That is a quote by a very wise person--a woman, as I recall--and for the life of me I can't recall who it was. (My apologies to the original author, but at least your point stuck with me, even if your name did not.) This is the way I want to view the hours and days that have been granted to me by the Lord. I want to live with an awareness that I am to invest and steward the gift of time, not squander or kill it. Yet I always seem to live with an insufficient amount of time. I am always saying things like, "I ran out of time to get that done" or "that meeting ran over." However, I have a friend who is also single and she's told me that she seems to have too much time on her hands--many empty hours spent alone. I assume that both of us need an adjustment.
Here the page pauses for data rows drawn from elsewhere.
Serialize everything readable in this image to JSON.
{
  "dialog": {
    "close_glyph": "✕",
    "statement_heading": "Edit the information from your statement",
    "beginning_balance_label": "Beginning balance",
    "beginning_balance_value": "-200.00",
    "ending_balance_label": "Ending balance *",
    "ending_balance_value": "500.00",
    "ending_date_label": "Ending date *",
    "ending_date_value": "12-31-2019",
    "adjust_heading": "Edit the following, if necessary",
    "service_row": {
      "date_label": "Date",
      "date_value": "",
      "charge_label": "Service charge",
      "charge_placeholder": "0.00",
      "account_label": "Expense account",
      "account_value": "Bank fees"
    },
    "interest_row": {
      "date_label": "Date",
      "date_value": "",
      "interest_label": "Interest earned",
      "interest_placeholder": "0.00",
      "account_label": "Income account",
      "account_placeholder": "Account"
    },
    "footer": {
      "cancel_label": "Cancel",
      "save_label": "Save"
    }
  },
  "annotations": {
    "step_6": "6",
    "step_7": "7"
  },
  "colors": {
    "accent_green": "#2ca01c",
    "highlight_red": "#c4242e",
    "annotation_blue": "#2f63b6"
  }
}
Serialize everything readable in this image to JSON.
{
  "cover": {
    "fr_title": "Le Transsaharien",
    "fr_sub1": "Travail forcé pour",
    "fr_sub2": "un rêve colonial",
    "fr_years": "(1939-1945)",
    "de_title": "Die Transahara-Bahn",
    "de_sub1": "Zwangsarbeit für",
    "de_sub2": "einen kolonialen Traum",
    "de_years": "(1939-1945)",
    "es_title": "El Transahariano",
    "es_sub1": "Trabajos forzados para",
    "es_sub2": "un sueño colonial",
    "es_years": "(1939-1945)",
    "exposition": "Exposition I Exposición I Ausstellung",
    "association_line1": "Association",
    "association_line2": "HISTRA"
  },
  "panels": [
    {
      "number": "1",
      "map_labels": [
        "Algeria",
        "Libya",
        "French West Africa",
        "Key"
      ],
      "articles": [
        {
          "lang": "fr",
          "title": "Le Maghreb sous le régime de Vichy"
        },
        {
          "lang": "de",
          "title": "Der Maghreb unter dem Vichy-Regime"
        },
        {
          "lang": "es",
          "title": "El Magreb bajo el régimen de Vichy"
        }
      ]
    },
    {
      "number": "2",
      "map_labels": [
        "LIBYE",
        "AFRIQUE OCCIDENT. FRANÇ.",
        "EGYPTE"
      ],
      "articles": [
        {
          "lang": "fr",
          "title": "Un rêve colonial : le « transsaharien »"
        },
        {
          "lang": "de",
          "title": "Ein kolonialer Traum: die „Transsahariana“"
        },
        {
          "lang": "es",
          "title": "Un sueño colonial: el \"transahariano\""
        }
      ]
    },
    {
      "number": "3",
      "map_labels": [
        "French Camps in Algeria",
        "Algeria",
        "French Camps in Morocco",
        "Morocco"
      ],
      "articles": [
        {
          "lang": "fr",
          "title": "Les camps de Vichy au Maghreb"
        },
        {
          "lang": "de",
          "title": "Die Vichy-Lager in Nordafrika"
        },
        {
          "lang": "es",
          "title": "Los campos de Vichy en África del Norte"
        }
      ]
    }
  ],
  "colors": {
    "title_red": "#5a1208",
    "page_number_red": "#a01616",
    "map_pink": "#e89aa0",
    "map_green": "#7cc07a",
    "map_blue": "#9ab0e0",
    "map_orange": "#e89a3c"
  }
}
Recently, I drew a typical calendar and began to fill up the days in block increments representing hours. I wanted to see what I was doing with my time. I filled in blocks for sleep, work, exercise, devotions, errands, standing meetings, service to others, commute time, and, yes, blogging. Not much free time was left. Then I began to analyze my time through the grid of relationships I see defined for me in Scripture (daughter, sister, aunt, employee, church member, etc.) and the activities I see that are priorities in Scripture and are worthy of reward (sharing the gospel, doing good works, practicing hospitality, and so forth). Was the tyranny of the urgent, or even just the selfish, dominating the important and the eternal? My calendar would let me know.
As I filled it in, I realized I had two missing areas: recreation and margin. Margin is the "breathing space" you have in your schedule that makes room for the needs and interruptions of others. These things always happen, so not to plan for them is unwise. It's also unkind, because we do need to make ourselves available for the needs of others. There should be at least a few people who know us well enough that they feel the freedom to call in the middle of the night if they have a need or problem.
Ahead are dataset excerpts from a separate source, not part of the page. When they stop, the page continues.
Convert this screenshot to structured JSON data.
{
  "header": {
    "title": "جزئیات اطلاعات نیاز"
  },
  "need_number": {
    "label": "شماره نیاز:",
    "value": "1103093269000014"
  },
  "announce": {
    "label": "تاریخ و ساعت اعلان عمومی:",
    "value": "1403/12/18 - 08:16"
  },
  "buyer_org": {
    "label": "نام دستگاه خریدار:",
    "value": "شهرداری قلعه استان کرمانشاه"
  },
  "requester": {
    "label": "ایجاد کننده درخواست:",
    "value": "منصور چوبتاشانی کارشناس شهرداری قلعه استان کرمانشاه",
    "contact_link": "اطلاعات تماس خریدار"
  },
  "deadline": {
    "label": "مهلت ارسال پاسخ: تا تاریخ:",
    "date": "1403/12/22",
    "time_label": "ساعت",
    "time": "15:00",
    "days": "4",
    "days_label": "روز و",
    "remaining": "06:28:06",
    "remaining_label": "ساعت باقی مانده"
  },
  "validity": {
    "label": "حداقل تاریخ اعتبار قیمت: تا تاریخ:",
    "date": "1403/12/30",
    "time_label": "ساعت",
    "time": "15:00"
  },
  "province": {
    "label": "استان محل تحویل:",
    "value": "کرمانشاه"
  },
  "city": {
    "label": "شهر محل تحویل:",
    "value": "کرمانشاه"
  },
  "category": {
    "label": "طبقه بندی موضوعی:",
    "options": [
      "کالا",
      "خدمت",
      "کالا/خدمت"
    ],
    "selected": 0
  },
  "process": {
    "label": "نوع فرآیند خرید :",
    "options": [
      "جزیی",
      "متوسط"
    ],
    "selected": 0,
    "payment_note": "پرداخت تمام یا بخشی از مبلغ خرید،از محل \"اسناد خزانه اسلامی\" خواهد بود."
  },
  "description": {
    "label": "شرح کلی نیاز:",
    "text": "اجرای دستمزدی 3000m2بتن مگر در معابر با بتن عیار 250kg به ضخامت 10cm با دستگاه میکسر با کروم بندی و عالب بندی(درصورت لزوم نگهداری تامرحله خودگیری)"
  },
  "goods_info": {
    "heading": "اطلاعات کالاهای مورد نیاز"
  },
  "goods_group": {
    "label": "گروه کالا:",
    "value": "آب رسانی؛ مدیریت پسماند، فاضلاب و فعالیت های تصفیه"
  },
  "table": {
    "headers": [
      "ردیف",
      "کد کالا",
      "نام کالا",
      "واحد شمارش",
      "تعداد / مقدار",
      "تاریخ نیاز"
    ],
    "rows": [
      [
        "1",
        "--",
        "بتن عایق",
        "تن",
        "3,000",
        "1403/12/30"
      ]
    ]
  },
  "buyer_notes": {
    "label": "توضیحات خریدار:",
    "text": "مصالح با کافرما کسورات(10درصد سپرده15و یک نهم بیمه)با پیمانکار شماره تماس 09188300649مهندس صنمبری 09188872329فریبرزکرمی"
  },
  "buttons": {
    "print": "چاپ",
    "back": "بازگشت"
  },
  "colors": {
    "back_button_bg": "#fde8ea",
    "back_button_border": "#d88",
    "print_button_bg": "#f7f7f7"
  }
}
Time for recreation or leisure is also a necessary component of our schedules. There are some who say this is too great a preoccupation for Americans. There are others who say we take too little time. I've read many articles that state Americans have the least amount of vacation time of any developed nation. That would be an accurate observation in my experience. My European and Australian friends can't believe most of us only get two weeks of leave and then we don't always take it. But rest is important. Rest has always been a biblical expression of humility and it is a promise for our futures in eternity.
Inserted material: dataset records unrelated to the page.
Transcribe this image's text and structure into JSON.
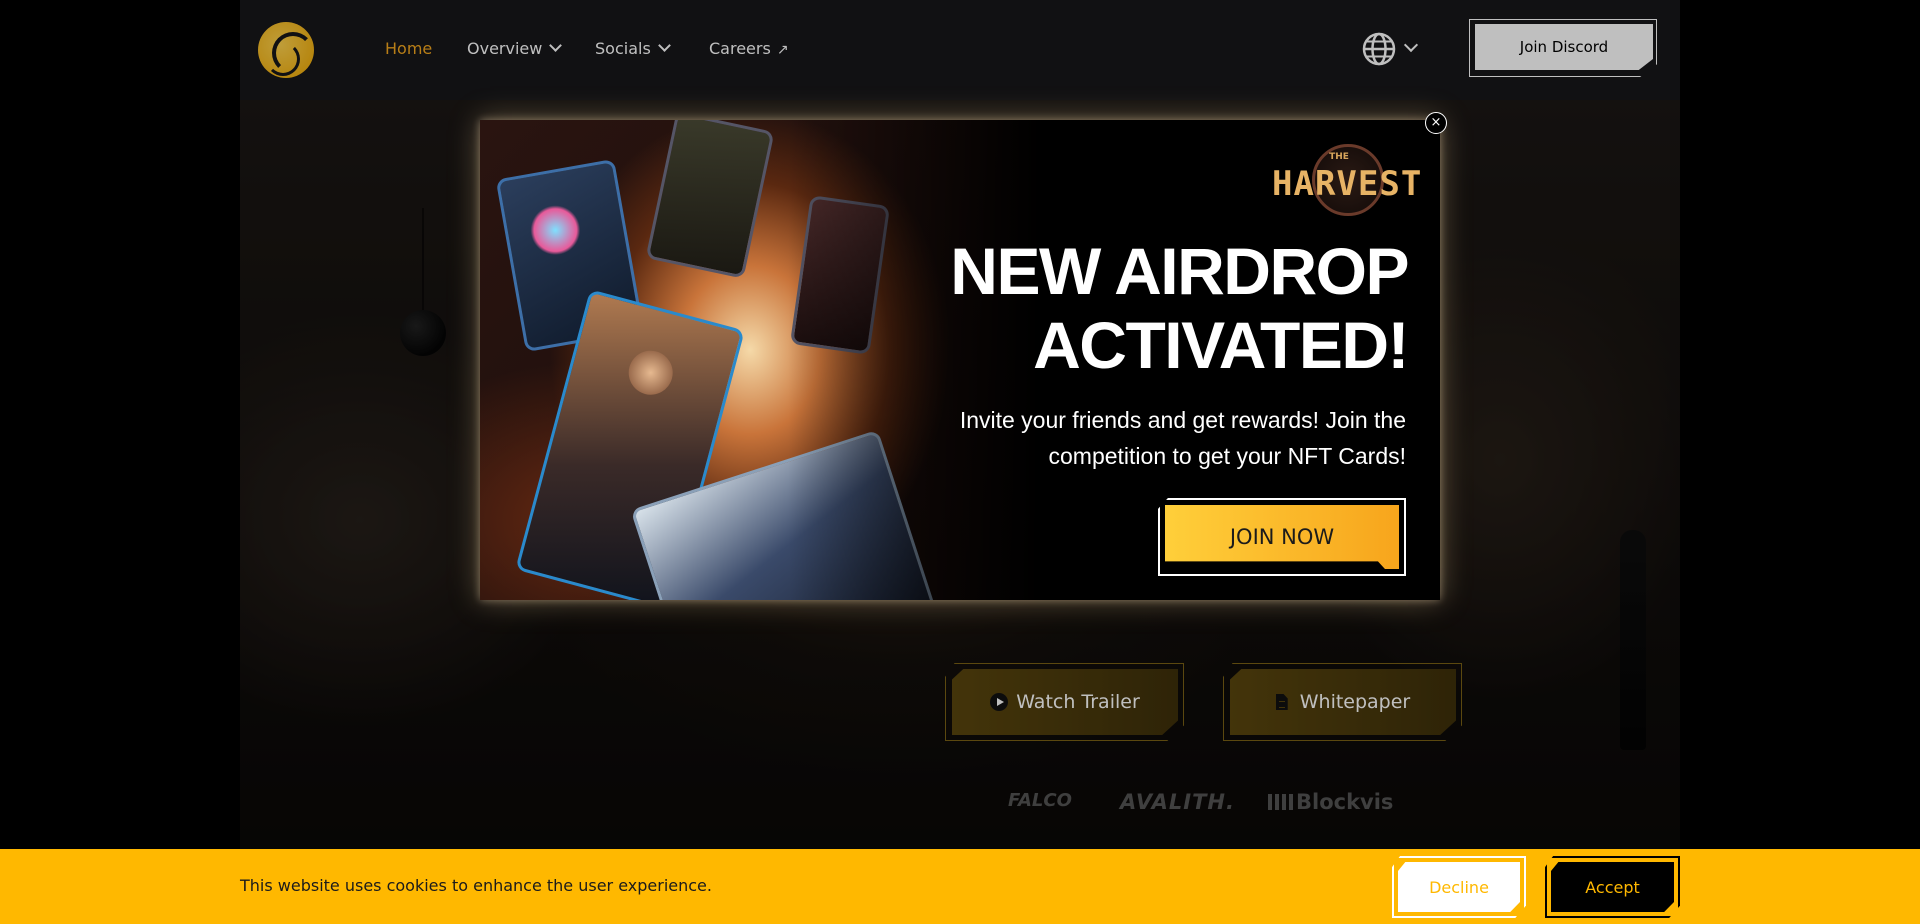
{
  "colors": {
    "accent": "#f6a91f",
    "cookie_bar": "#ffb800",
    "navbar": "#17171a",
    "popup_button": "#ffc22e"
  },
  "nav": {
    "logo_icon": "brand-logo",
    "items": [
      {
        "label": "Home",
        "active": true
      },
      {
        "label": "Overview",
        "icon": "chevron-down-icon"
      },
      {
        "label": "Socials",
        "icon": "chevron-down-icon"
      },
      {
        "label": "Careers",
        "icon": "external-arrow-icon"
      }
    ],
    "language_icon": "globe-icon",
    "discord_label": "Join Discord"
  },
  "hero": {
    "trailer_label": "Watch Trailer",
    "whitepaper_label": "Whitepaper",
    "partners": [
      "FALCO",
      "AVALITH.",
      "Blockvis"
    ]
  },
  "popup": {
    "logo_small": "THE",
    "logo_text": "HARVEST",
    "title_line1": "NEW AIRDROP",
    "title_line2": "ACTIVATED!",
    "text_line1": "Invite your friends and get rewards! Join the",
    "text_line2": "competition to get your NFT Cards!",
    "cta": "JOIN NOW",
    "close_symbol": "×"
  },
  "cookie": {
    "message": "This website uses cookies to enhance the user experience.",
    "decline": "Decline",
    "accept": "Accept"
  }
}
A few years ago, I heard a message by Jeff Purswell titled "A Biblical Understanding of Leisure." What I remember so clearly is how he differentiated between God-glorifying recreation and mindless vegging out. The latter is an escape while the former is a purposeful effort to recharge by enjoying God's creation. I believe he asked us to consider what activities refresh our bodies, souls, and minds so that we will be sufficiently energized to keep serving God with joy and peace. It's so easy to flop on the sofa with a DVD, but do we feel recharged or further drained afterward?
For me, being near water makes me grateful to God; one of my favorite sports is kayaking. So that Sunday after hearing Jeff I headed to a lake near my house and paddled around for an hour or so. Each summer, I marvel at how these few hours paddling--the same amount of time as a movie--feel like a mini-vacation. I've been able to spread the cheer by teaching a few friends, too.
I'm fairly sure there are no eternal rewards for kayaking. But rest and recreation are necessary for fruitfulness in other areas of our lives. They are also expressions of our dependence on God. His creatures need time off, but He does not.
As summer comes to a close (at least in the Northern hemisphere), I hope you will be able to enjoy a few hours of rest and re-energizing leisure. For my friends in the Southern hemisphere, may you enjoy the quiet moments of the waning winter!
(My latest kayaking converts are Jane and Aida Alam, in the top picture, and Cleo Mercado, in the boat with me.)